Early Review: Atom Egoyan’s The Captive Twists Into All Kinds Of Wrong!

Ryan Reynolds - The Captive

Atom Egoyan – the director of such great films as Exotica and The Sweet Hereafter – misses the mark with The Captive, a film that takes pedophilia and spins it into something even worse.

The Captive opens with Matthew Lane (Ryan Reynolds) watching his daughter, nine-year old Cass (Peyton Kennedy), practicing a routine for pairs figure skating. After the practice, while driving her home, he stops at a truck stop café to pick up a pie and when he returns to his truck, she’s gone.

Her disappearance breaks up Matthew’s marriage to Tina (Mireille Enos) and worse, one of the detectives, Jeff Cornwall (Scott Speedman), investigating Cass’ disappearance thinks he did it – and is less than subtle in his angry questioning. The other detective, Nicole Dunlop (Rosario Dawson) is more open-minded – she’s also the face of the area’s anti-pedophile investigations.

Then, eight years later, items that resemble things from Cass’ past start turning up in the hotel rooms where Tina works as a cleaner – an ice skating trophy, a tooth under a pillow – and we learn that the kidnapper is watching her torment (it seems he and his child porn ring also get off on the pain they cause their victims’ parents).He’s also kept Cass (now played by Alexia Fast) in a very pretty, but very secure hidden room in his home – and has her luring other young girls into situations where they can be taken.

In the meantime, Matthew has kept trying to find Cass and Cornwall has continued to treat him as the case’s number one suspect. And let’s not talk about the way that Cornwall and Dunlop discover that Cass is still alive…

Even when Dunlop disappears after a function honoring her for her work, Cornwall is convinced Matthew is behind his daughter’s disappearance.

Oddly, we learn early one – within moments of discovering Cass still alive – that the kidnapper is the outwardly gentle, refined Mika (Kevin Durand). Not that it makes that much difference, but Durand underplays Mika fairly effectively.

The farther The Captive goes, the more unbelievable it gets. The plot twists and turns in directions that range from predictable to utterly unbelievable. The cast is called on to make us believe these twists (as just one example, Mika arranges a meeting between teen Cass and her father before spiriting her away again) and they certainly do their damnedest before falling short. I mean, really! Christmas trees?

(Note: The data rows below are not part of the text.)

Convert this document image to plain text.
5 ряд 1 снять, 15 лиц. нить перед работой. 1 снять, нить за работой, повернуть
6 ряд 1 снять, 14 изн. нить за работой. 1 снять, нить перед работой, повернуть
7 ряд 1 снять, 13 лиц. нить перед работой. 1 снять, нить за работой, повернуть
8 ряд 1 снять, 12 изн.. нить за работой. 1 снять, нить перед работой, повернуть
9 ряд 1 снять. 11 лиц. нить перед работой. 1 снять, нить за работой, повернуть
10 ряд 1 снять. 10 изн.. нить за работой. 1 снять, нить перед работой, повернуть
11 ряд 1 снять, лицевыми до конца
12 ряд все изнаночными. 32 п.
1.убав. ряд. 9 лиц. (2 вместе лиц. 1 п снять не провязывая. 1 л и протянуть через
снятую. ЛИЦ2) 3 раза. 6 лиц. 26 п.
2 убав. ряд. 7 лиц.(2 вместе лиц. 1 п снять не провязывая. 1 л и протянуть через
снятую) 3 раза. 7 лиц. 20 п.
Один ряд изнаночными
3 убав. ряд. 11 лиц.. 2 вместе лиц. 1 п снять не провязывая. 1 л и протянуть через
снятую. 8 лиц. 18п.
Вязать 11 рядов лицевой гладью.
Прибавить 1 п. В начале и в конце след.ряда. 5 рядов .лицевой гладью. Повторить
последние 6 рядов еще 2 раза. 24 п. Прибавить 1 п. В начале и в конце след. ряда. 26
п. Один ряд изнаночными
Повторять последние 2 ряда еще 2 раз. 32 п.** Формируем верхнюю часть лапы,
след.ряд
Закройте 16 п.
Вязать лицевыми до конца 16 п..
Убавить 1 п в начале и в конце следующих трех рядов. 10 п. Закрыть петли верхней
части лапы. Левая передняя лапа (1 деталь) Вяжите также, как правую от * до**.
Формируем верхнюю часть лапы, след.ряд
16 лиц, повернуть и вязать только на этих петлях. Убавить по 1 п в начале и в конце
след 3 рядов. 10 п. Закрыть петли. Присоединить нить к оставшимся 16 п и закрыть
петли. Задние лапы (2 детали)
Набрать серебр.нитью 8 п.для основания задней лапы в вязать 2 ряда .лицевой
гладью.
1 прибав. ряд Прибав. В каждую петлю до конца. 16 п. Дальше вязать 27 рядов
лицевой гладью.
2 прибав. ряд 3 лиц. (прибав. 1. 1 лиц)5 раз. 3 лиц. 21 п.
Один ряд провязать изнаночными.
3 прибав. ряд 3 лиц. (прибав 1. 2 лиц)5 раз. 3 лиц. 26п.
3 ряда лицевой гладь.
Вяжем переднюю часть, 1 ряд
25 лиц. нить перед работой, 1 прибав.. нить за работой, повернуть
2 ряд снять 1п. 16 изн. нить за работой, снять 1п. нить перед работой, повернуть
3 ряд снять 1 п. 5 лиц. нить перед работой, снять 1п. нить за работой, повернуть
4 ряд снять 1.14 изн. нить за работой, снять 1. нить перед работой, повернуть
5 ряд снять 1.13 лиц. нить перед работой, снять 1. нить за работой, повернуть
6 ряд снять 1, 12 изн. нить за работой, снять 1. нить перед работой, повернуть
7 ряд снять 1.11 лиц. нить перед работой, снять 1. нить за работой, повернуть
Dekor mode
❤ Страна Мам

Egoyan has constructed The Captive in much the same way as he did Exotica, The Sweet Hereafter and practically every other film he’s made – cutting between two timelines and several points of view. Even given the subject matter and the cold, brutally beautiful way the film is shot, I never really connected with anything that was happening onscreen.

There are a few bright spots – Durand turns down the volume extremely well as Mika; Speedman does a pretty mean Jake Gyllenhaal; Reynolds performs at a level way beyond what was on the page; the cinematography is frequently breathtaking – but overall, The Captive’s technical achievements are buried under the ill-conceived plot.

Unfortunately, you don’t get points for trying.